I made a suggestion that we change networks or run our own during the meeting.
The bandwidth requirements would be infinitesimal and it could could be placed where Wikimedia's traffic is the least costly if bandwidth were really an issue.
There would be a couple of interesting possible benefits:
* Long term login integration with SUL: Have Wikimedia SUL logins function as IRC logins. ** Automatic permissions, we could overlay the existing wiki permissions onto IRC lowering the amount of special IRC management required. Adminship on enwp would permit you ops in #wikipedia-en ** Possibilities of extending IP blocks on projects automatically to IRC. ;) ** Other integration: Things like chanserv telling you that you have new talk page messages.. etc. * More consistent handling of private data: Even if you have a freenode cloak anyone can get your IP if you use freenode by doing a /whois on you at the moment you connect. This could be resolved by obscuring the IP. * Improved reliability: In the decade or so that I've used freenode it has *always* been the least reliable IRC network that I use. I still see netsplits multiple times per week on good weeks, and multiple times per day on bad weeks.. It's not so bad as to be debilitating, as seanw put it, but it's obnoxious. Wikimedia's datacenter interconnectivity is better than this, and the more limited scope of a Wikimedia IRC would make scaling somewhat easier.

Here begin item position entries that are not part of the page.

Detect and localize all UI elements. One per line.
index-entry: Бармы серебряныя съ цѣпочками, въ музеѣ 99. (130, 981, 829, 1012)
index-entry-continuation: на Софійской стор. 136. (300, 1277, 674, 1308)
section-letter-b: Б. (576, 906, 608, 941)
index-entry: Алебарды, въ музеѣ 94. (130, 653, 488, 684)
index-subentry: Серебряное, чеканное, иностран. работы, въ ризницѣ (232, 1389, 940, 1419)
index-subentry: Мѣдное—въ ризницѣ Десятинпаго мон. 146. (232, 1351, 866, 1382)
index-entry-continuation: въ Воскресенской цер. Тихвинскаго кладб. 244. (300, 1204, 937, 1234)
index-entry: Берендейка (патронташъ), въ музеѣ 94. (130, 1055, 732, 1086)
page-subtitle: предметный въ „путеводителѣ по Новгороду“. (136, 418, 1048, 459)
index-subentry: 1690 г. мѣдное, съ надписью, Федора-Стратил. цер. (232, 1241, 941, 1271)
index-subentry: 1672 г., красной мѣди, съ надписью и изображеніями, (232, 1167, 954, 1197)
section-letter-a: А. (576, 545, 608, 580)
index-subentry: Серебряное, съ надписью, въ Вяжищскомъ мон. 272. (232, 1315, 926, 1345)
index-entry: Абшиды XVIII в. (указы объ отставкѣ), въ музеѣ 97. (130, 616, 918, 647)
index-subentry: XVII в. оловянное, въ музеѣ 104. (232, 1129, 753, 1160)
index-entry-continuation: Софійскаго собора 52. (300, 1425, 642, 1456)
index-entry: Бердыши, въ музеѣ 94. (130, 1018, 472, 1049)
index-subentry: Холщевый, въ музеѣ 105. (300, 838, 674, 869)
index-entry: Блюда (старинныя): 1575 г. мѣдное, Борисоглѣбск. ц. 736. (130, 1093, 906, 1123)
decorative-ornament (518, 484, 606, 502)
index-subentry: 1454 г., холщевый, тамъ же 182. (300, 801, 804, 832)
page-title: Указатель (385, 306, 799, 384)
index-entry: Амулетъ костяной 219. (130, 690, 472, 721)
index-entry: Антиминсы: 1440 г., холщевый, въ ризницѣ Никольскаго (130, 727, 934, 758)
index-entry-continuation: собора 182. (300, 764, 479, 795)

I see three downsides: * IRC goes down when the Wikimedia network is down. At a minimum the tech folks will probably need to maintain a presence on another IRC network. I expect that the tech folks are far more likely to have other channels of interest on other networks than general Wikimedia contributors.. All modern irc clients support multiple networks easily.
* It's another possible distraction for the tech team. More software to maintain. ... although not much of one since we already run a limited IRC server for the RC feeds.
* It's another service that Wikimedia would be offering, carrying its own possible overheads though I expect that these would be small, easy to avoid, and mostly fold into the overheads of the projects.